The gang began with the banks, because their heavily regulated status and the Community Reinvestment Act made them vulnerable to government pressure, whereas pension funds were protected by the Employee Retirement Income Security Act (ERISA), which, as originally construed, requires that pension funds be invested solely for the benefit of participants.

In 1992 Alicia Munnell - then an official at the Boston Federal Reserve Bank and now a temperamental Assistant Secretary of the Treasury for Economic Policy - concocted a "study" that purported to find racial discrimination in mortgage lending. The flaws of the study have been pointed out by researchers at the Federal Deposit Insurance Corporation and by numerous journalists (including Peter Brimelow and Leslie Spencer of Forbes) and scholars (including Nobel Prize-winner Gary Becker).

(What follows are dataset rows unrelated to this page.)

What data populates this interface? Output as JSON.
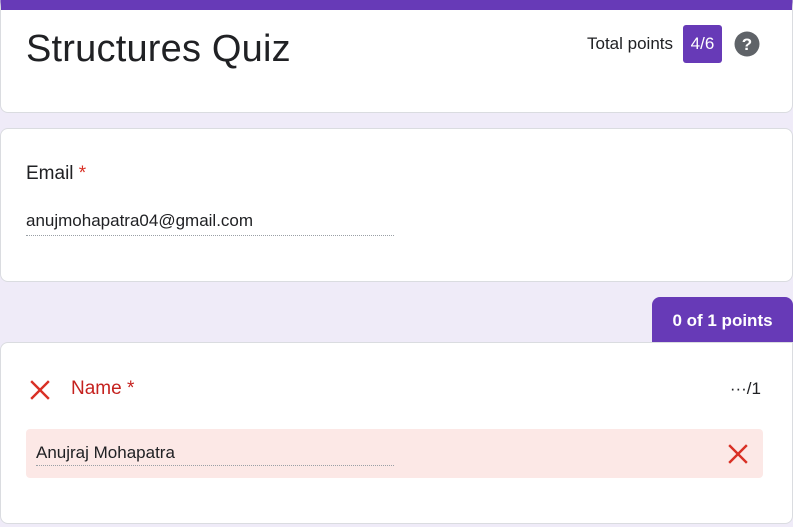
{
  "header": {
    "title": "Structures Quiz",
    "total_points_label": "Total points",
    "total_points_value": "4/6",
    "help_icon": "help-circle-icon"
  },
  "email_question": {
    "label": "Email",
    "required_mark": "*",
    "value": "anujmohapatra04@gmail.com"
  },
  "name_question": {
    "points_tab": "0 of 1 points",
    "status_icon": "incorrect-x-icon",
    "label": "Name",
    "required_mark": "*",
    "score": "···/1",
    "answer": "Anujraj Mohapatra",
    "answer_icon": "incorrect-x-icon"
  },
  "colors": {
    "accent": "#673ab7",
    "incorrect": "#d93025",
    "incorrect_bg": "#fce8e6",
    "page_bg": "#efebf8"
  }
}
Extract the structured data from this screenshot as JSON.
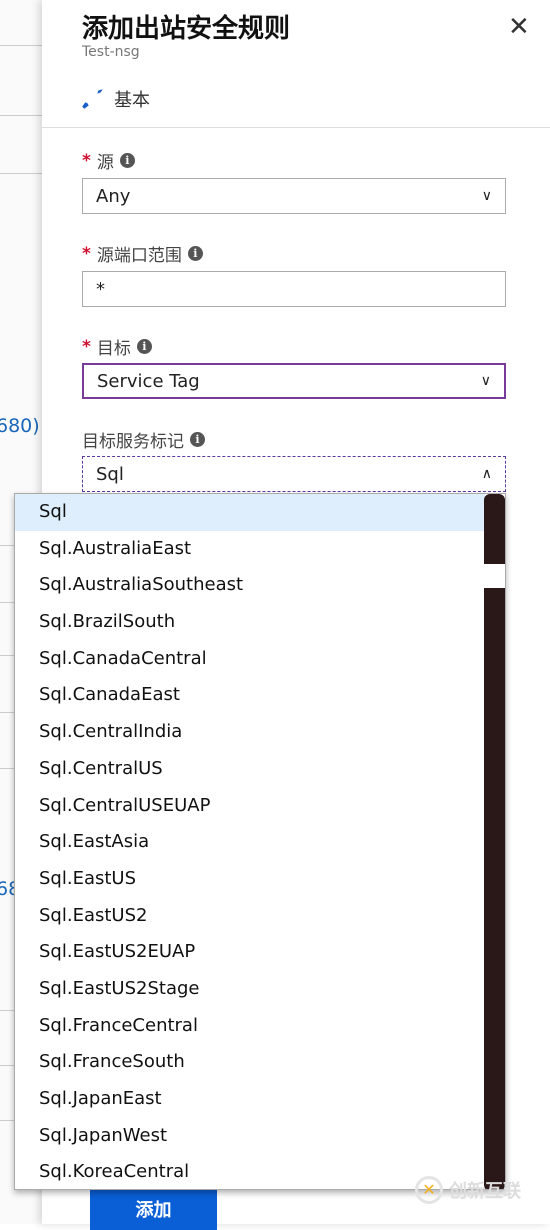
{
  "background": {
    "fragment_1": "680)",
    "fragment_2": "68"
  },
  "panel": {
    "title": "添加出站安全规则",
    "subtitle": "Test-nsg",
    "tab_label": "基本",
    "fields": [
      {
        "label": "源",
        "required": true,
        "value": "Any",
        "type": "select"
      },
      {
        "label": "源端口范围",
        "required": true,
        "value": "*",
        "type": "text"
      },
      {
        "label": "目标",
        "required": true,
        "value": "Service Tag",
        "type": "select"
      },
      {
        "label": "目标服务标记",
        "required": false,
        "value": "Sql",
        "type": "select-open"
      }
    ],
    "add_button": "添加"
  },
  "dropdown": {
    "selected": "Sql",
    "options": [
      "Sql",
      "Sql.AustraliaEast",
      "Sql.AustraliaSoutheast",
      "Sql.BrazilSouth",
      "Sql.CanadaCentral",
      "Sql.CanadaEast",
      "Sql.CentralIndia",
      "Sql.CentralUS",
      "Sql.CentralUSEUAP",
      "Sql.EastAsia",
      "Sql.EastUS",
      "Sql.EastUS2",
      "Sql.EastUS2EUAP",
      "Sql.EastUS2Stage",
      "Sql.FranceCentral",
      "Sql.FranceSouth",
      "Sql.JapanEast",
      "Sql.JapanWest",
      "Sql.KoreaCentral"
    ]
  },
  "watermark": "创新互联",
  "colors": {
    "accent": "#0a5fd6",
    "required": "#d01030",
    "focus_border": "#7a3a9a",
    "selected_option": "#deeefc"
  }
}
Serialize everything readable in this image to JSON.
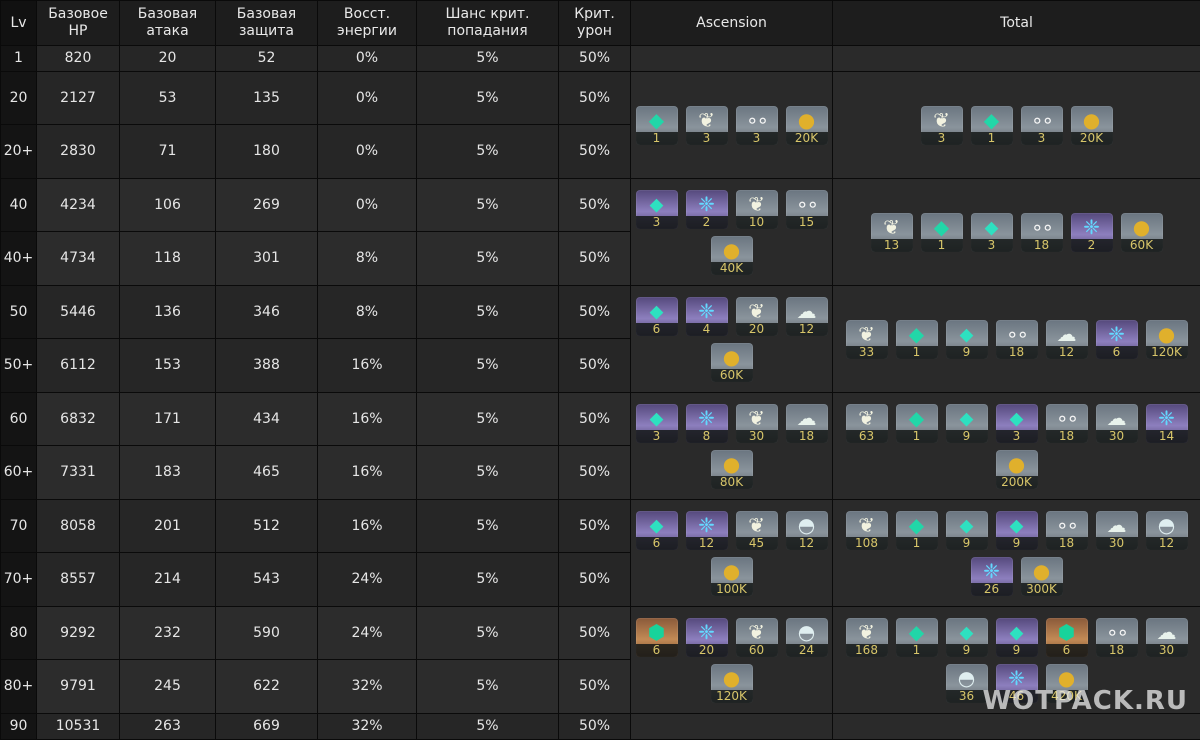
{
  "headers": {
    "lv": "Lv",
    "hp": "Базовое HP",
    "atk": "Базовая атака",
    "def": "Базовая защита",
    "er": "Восст. энергии",
    "crit_rate": "Шанс крит. попадания",
    "crit_dmg": "Крит. урон",
    "ascension": "Ascension",
    "total": "Total"
  },
  "rows": [
    {
      "lv": "1",
      "hp": "820",
      "atk": "20",
      "def": "52",
      "er": "0%",
      "cr": "5%",
      "cd": "50%"
    },
    {
      "lv": "20",
      "hp": "2127",
      "atk": "53",
      "def": "135",
      "er": "0%",
      "cr": "5%",
      "cd": "50%"
    },
    {
      "lv": "20+",
      "hp": "2830",
      "atk": "71",
      "def": "180",
      "er": "0%",
      "cr": "5%",
      "cd": "50%"
    },
    {
      "lv": "40",
      "hp": "4234",
      "atk": "106",
      "def": "269",
      "er": "0%",
      "cr": "5%",
      "cd": "50%"
    },
    {
      "lv": "40+",
      "hp": "4734",
      "atk": "118",
      "def": "301",
      "er": "8%",
      "cr": "5%",
      "cd": "50%"
    },
    {
      "lv": "50",
      "hp": "5446",
      "atk": "136",
      "def": "346",
      "er": "8%",
      "cr": "5%",
      "cd": "50%"
    },
    {
      "lv": "50+",
      "hp": "6112",
      "atk": "153",
      "def": "388",
      "er": "16%",
      "cr": "5%",
      "cd": "50%"
    },
    {
      "lv": "60",
      "hp": "6832",
      "atk": "171",
      "def": "434",
      "er": "16%",
      "cr": "5%",
      "cd": "50%"
    },
    {
      "lv": "60+",
      "hp": "7331",
      "atk": "183",
      "def": "465",
      "er": "16%",
      "cr": "5%",
      "cd": "50%"
    },
    {
      "lv": "70",
      "hp": "8058",
      "atk": "201",
      "def": "512",
      "er": "16%",
      "cr": "5%",
      "cd": "50%"
    },
    {
      "lv": "70+",
      "hp": "8557",
      "atk": "214",
      "def": "543",
      "er": "24%",
      "cr": "5%",
      "cd": "50%"
    },
    {
      "lv": "80",
      "hp": "9292",
      "atk": "232",
      "def": "590",
      "er": "24%",
      "cr": "5%",
      "cd": "50%"
    },
    {
      "lv": "80+",
      "hp": "9791",
      "atk": "245",
      "def": "622",
      "er": "32%",
      "cr": "5%",
      "cd": "50%"
    },
    {
      "lv": "90",
      "hp": "10531",
      "atk": "263",
      "def": "669",
      "er": "32%",
      "cr": "5%",
      "cd": "50%"
    }
  ],
  "ascension": [
    [
      {
        "icon": "crystal",
        "count": "1"
      },
      {
        "icon": "sprout",
        "count": "3"
      },
      {
        "icon": "pebbles",
        "count": "3"
      },
      {
        "icon": "coin",
        "count": "20K"
      }
    ],
    [
      {
        "icon": "shard",
        "count": "3",
        "tier": "rare"
      },
      {
        "icon": "wings",
        "count": "2",
        "tier": "rare"
      },
      {
        "icon": "sprout",
        "count": "10"
      },
      {
        "icon": "pebbles",
        "count": "15"
      },
      {
        "icon": "coin",
        "count": "40K"
      }
    ],
    [
      {
        "icon": "shard",
        "count": "6",
        "tier": "rare"
      },
      {
        "icon": "wings",
        "count": "4",
        "tier": "rare"
      },
      {
        "icon": "sprout",
        "count": "20"
      },
      {
        "icon": "cloud",
        "count": "12"
      },
      {
        "icon": "coin",
        "count": "60K"
      }
    ],
    [
      {
        "icon": "shard",
        "count": "3",
        "tier": "rare"
      },
      {
        "icon": "wings",
        "count": "8",
        "tier": "rare"
      },
      {
        "icon": "sprout",
        "count": "30"
      },
      {
        "icon": "cloud",
        "count": "18"
      },
      {
        "icon": "coin",
        "count": "80K"
      }
    ],
    [
      {
        "icon": "shard",
        "count": "6",
        "tier": "rare"
      },
      {
        "icon": "wings",
        "count": "12",
        "tier": "rare"
      },
      {
        "icon": "sprout",
        "count": "45"
      },
      {
        "icon": "dome",
        "count": "12"
      },
      {
        "icon": "coin",
        "count": "100K"
      }
    ],
    [
      {
        "icon": "gem",
        "count": "6",
        "tier": "epic"
      },
      {
        "icon": "wings",
        "count": "20",
        "tier": "rare"
      },
      {
        "icon": "sprout",
        "count": "60"
      },
      {
        "icon": "dome",
        "count": "24"
      },
      {
        "icon": "coin",
        "count": "120K"
      }
    ]
  ],
  "totals": [
    [
      {
        "icon": "sprout",
        "count": "3"
      },
      {
        "icon": "crystal",
        "count": "1"
      },
      {
        "icon": "pebbles",
        "count": "3"
      },
      {
        "icon": "coin",
        "count": "20K"
      }
    ],
    [
      {
        "icon": "sprout",
        "count": "13"
      },
      {
        "icon": "crystal",
        "count": "1"
      },
      {
        "icon": "shard",
        "count": "3"
      },
      {
        "icon": "pebbles",
        "count": "18"
      },
      {
        "icon": "wings",
        "count": "2",
        "tier": "rare"
      },
      {
        "icon": "coin",
        "count": "60K"
      }
    ],
    [
      {
        "icon": "sprout",
        "count": "33"
      },
      {
        "icon": "crystal",
        "count": "1"
      },
      {
        "icon": "shard",
        "count": "9"
      },
      {
        "icon": "pebbles",
        "count": "18"
      },
      {
        "icon": "cloud",
        "count": "12"
      },
      {
        "icon": "wings",
        "count": "6",
        "tier": "rare"
      },
      {
        "icon": "coin",
        "count": "120K"
      }
    ],
    [
      {
        "icon": "sprout",
        "count": "63"
      },
      {
        "icon": "crystal",
        "count": "1"
      },
      {
        "icon": "shard",
        "count": "9"
      },
      {
        "icon": "shard",
        "count": "3",
        "tier": "rare"
      },
      {
        "icon": "pebbles",
        "count": "18"
      },
      {
        "icon": "cloud",
        "count": "30"
      },
      {
        "icon": "wings",
        "count": "14",
        "tier": "rare"
      },
      {
        "icon": "coin",
        "count": "200K"
      }
    ],
    [
      {
        "icon": "sprout",
        "count": "108"
      },
      {
        "icon": "crystal",
        "count": "1"
      },
      {
        "icon": "shard",
        "count": "9"
      },
      {
        "icon": "shard",
        "count": "9",
        "tier": "rare"
      },
      {
        "icon": "pebbles",
        "count": "18"
      },
      {
        "icon": "cloud",
        "count": "30"
      },
      {
        "icon": "dome",
        "count": "12"
      },
      {
        "icon": "wings",
        "count": "26",
        "tier": "rare"
      },
      {
        "icon": "coin",
        "count": "300K"
      }
    ],
    [
      {
        "icon": "sprout",
        "count": "168"
      },
      {
        "icon": "crystal",
        "count": "1"
      },
      {
        "icon": "shard",
        "count": "9"
      },
      {
        "icon": "shard",
        "count": "9",
        "tier": "rare"
      },
      {
        "icon": "gem",
        "count": "6",
        "tier": "epic"
      },
      {
        "icon": "pebbles",
        "count": "18"
      },
      {
        "icon": "cloud",
        "count": "30"
      },
      {
        "icon": "dome",
        "count": "36"
      },
      {
        "icon": "wings",
        "count": "46",
        "tier": "rare"
      },
      {
        "icon": "coin",
        "count": "420K"
      }
    ]
  ],
  "watermark": "WOTPACK.RU"
}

Basically, Miss Munnell concluded that blacks had a higher mortgage-rejection rate than whites and that this was evidence of racial discrimination.

The FDIC discovered that Miss Munnell's data set was contaminated by two institutions that specialized in soliciting mortgage applications from marginally qualified blacks. The higher rejection rate that she found damning stemmed entirely from the active solicitation of applicants who were unlikely to be qualified. Moreover, any economist worth his or her salt would know that a charge of racial discrimination in lending would require that loans to minorities show lower default rates than loans to whites. Lower default rates would be a sign that stricter standards were applied to minorities, which in turn would mean that at the margin where decisions are made, blacks were being turned down in favor of whites who were riskier (and therefore less profitable) prospects.

Miss Munnell's study offered no evidence whatsoever that discrimination had stopped the market from equalizing default rates and that lenders were forgoing profits in order to give whites preference over blacks. No economist will credit this claim, which flies in the face of a fundamental tenet of economic analysis, but this didn't stop our government from using Miss Munnell's study to force a sham discrimination settlement on Shawmut Mortgage Company, a subsidiary of Shawmut National Corporation.

First Hostage

Shawmut was vulnerable because it had expansion plans and, ironically, a special facility that lends to blacks who cannot meet the normal criteria for a mortgage. The latter radiated a typical liberal guilt syndrome that the government could manipulate, and the former gave the government leverage to hold the bank's business hostage to a settlement.

The surprise player in the extortion was market economist and Federal Reserve Governor Lawrence B. Lindsey, who blocked Shawmut's planned acquisitions until the bank agreed to settle the sham suit, which had no individual complainants. The absence of any victims meant that Shawmut had to fork over only a token $1 million. The Justice Department wasn't interested in the money and had no idea to whom to give it. The Department was testing its powers to hold a business hostage in order to develop law by consent decree that could then be applied to other businesses.

The next victim, Chevy Chase Federal Savings Bank in Maryland, didn't get off so easily. In the Chevy Chase case, the government, now confident of its dictatorial powers, didn't bother with a study. The Justice Department pronounced the bank guilty of an infraction so new that it is not on the statute books: the failure to open enough branches in "majority African-American Census tracts," as the coerced consent decree puts it, in the District of Columbia and Prince George's County. In short, Chevy Chase was told that if it wanted to conduct business in suburban Maryland, it had to open four superfluous branches in black Census tracts, to budget advertising for black publications, to adopt more employment quotas, and to make loans to blacks with interest rates at either one percent less than the prevailing rate or one-half percent below the market rate combined with a grant to be applied to the down payment requirements," to quote from the government's triumphant press release.